Monday, May 17, 2010

The War Lovers

Evan Thomas was at Politics & Prose on Wednesday night at 7 so after doing a bit of apartment hunting, I headed over. He is an editor at Newsweek and preceded his talk by admitting that he was a slight hawk on the Iraq war and wanted to explore his hawkishness by falling back on the general American Hawkishness that seems to date back at least 110 years. He wrote a book about five characters, three hawks and two doves, in the lead up to the Spanish American war. His book is descriptive, offering no pat solutions to prevent our culture's general hawkishness from leading us into the next war, but he was a great speaker and I hope a good author as I did end up purchasing the book.

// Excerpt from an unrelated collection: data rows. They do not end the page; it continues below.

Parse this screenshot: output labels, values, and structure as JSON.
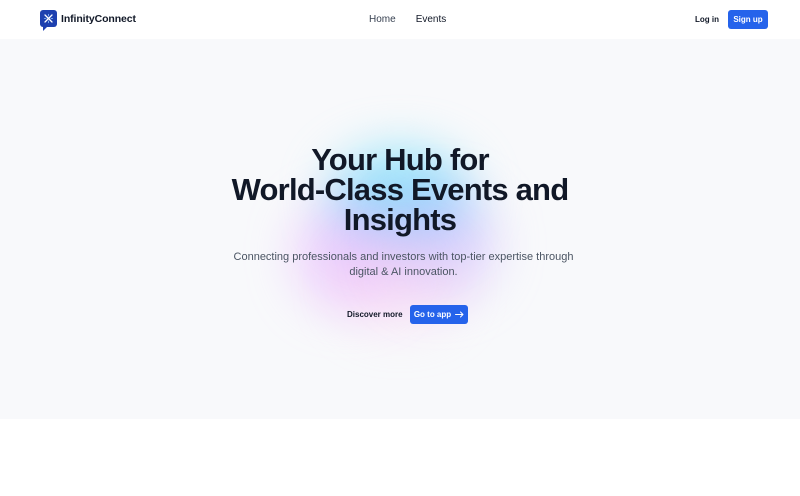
{
  "brand": {
    "name": "InfinityConnect",
    "logo_icon": "infinity-logo-icon",
    "accent": "#2563eb"
  },
  "nav": {
    "items": [
      {
        "label": "Home"
      },
      {
        "label": "Events"
      }
    ]
  },
  "auth": {
    "login": "Log in",
    "signup": "Sign up"
  },
  "hero": {
    "title_line1": "Your Hub for",
    "title_line2": "World-Class Events and",
    "title_line3": "Insights",
    "subtitle_line1": "Connecting professionals and investors with top-tier expertise through",
    "subtitle_line2": "digital & AI innovation.",
    "cta_secondary": "Discover more",
    "cta_primary": "Go to app",
    "cta_primary_icon": "arrow-right-icon"
  }
}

The Question and Answer period was mostly interesting, including one guy who challenged Thomas's self description as only slightly hawkish, lumping him into the general category of journalist that was not only hawkish but was critical of criticism from the doubters. I do not really recall anything He specifically wrote so I am willing to believe his retort that if we were to go back and review the record, that he did not fall into that extreme category. The questioner's anger was palpable and the reality was that the category he refers too was not really that extreme. It was quite common for the media to be critical of the doubters. Even though I can say with pride that I fall squarely in the skeptics camp long before March 2003, it is interesting that I have mostly moved on. I can understand, even though I rarely think about it, the extreme frustration of those that were proven absolutely correct about the merits of that war be shunned while those that were proven absolutely incorrect keep their lofty and privilged positions as arbiters of the truth and of responsible opinion, Evan Thomas included.